As to anger, believe me, it's there.. .. What was your suggestion? I recall you said you had one."

"And you've just reinforced my argument for your taking it."

"I beg your pardon?"

"The chain of command you're so fond of-it's being misused and abused. A meeting's been arranged between me, the Scofields, and Cranston; Shields insisted on it. But you're not going to be there."

"Oh?" Leslie's eyes reflected her instinctive suspicion and her reluctant acceptance.

"I think you should be," Cameron continued quickly.

"I repeat, you're a major player with a great deal at stake. You should have the whole picture, not just fragments. Sometimes we carry the need-to know maxim too damned far until the left hand isn't sure where the right hand is. Take my word for it, I've been there in the cold. You should be at that meeting."

"There's not much I can do about it," said Montrose in a caustic monotone.

"Undersecretary Cranston made a decision.

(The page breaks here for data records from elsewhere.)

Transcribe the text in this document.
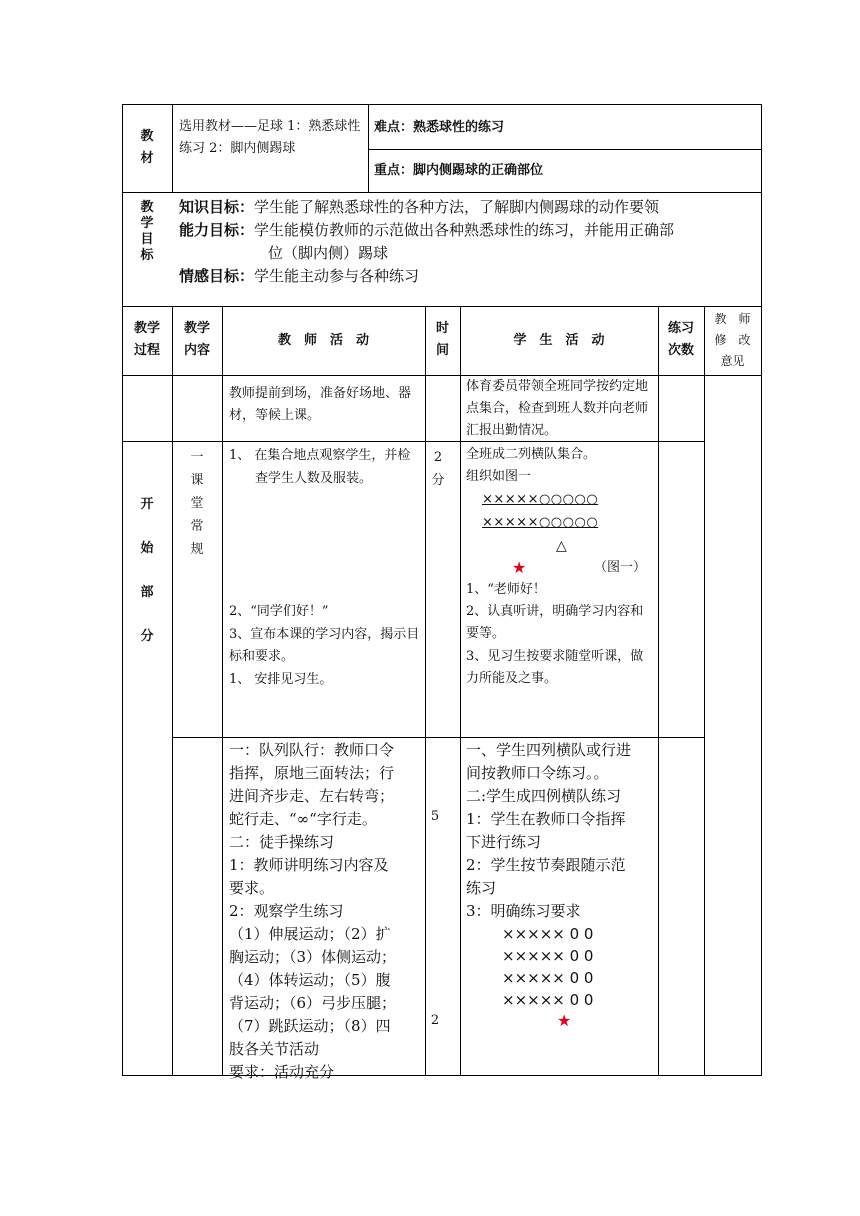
教
材
选用教材——足球 1：熟悉球性练习 2：脚内侧踢球
难点：熟悉球性的练习
重点：脚内侧踢球的正确部位
教
学
目
标
知识目标：学生能了解熟悉球性的各种方法，了解脚内侧踢球的动作要领
能力目标：学生能模仿教师的示范做出各种熟悉球性的练习，并能用正确部
位（脚内侧）踢球
情感目标：学生能主动参与各种练习
教学
过程
教学
内容
教　师　活　动
时
间
学　生　活　动
练习
次数
教　师
修　改
意见
教师提前到场，准备好场地、器材，等候上课。
体育委员带领全班同学按约定地点集合，检查到班人数并向老师汇报出勤情况。
开

始

部

分
一
课
堂
常
规
1、 在集合地点观察学生，并检查学生人数及服装。
2、“同学们好！”
3、宣布本课的学习内容，揭示目标和要求。
1、 安排见习生。
2
分
全班成二列横队集合。
组织如图一
×××××○○○○○
×××××○○○○○
△
★	（图一）
1、“老师好！
2、认真听讲，明确学习内容和要等。
3、见习生按要求随堂听课，做力所能及之事。
一：队列队行：教师口令
指挥，原地三面转法；行
进间齐步走、左右转弯；
蛇行走、“∞“字行走。
二：徒手操练习
1：教师讲明练习内容及
要求。
2：观察学生练习
（1）伸展运动；（2）扩
胸运动；（3）体侧运动；
（4）体转运动；（5）腹
背运动；（6）弓步压腿；
（7）跳跃运动；（8）四
肢各关节活动
要求：活动充分
5
2
一、学生四列横队或行进
间按教师口令练习。。
二:学生成四例横队练习
1：学生在教师口令指挥
下进行练习
2：学生按节奏跟随示范
练习
3：明确练习要求
××××× 0 0
××××× 0 0
××××× 0 0
××××× 0 0
★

I'm sure he had his reasons."

"They're famous. He's concerned about your very personal involvement. He thinks you might fold."

"I resent that."

"So do I. What I resent even more is that, de facto, he's eliminating any contributions you might make."

"How could I do that?"

"It would depend on what was said in the calls to you. Were you able to tape any of them?"

"No. The men who spoke to me-different men-said they had equipment that could detect such devices, and if they were activated, the consequences would be severe. However, every conversation was indelibly printed

on my mind and in a notebook back in a safe in my house."

"Does Cranston have that notebook, or copies of the pages?"

"No, I simply gave him summaries."

"He was satisfied with that?"

"It's what he asked for."

"He's not only famous, he's an idiot," said Pryce.

"I think he's a very brilliant and caring man."

"He may be both, but he's also an idiot. And how can you say that?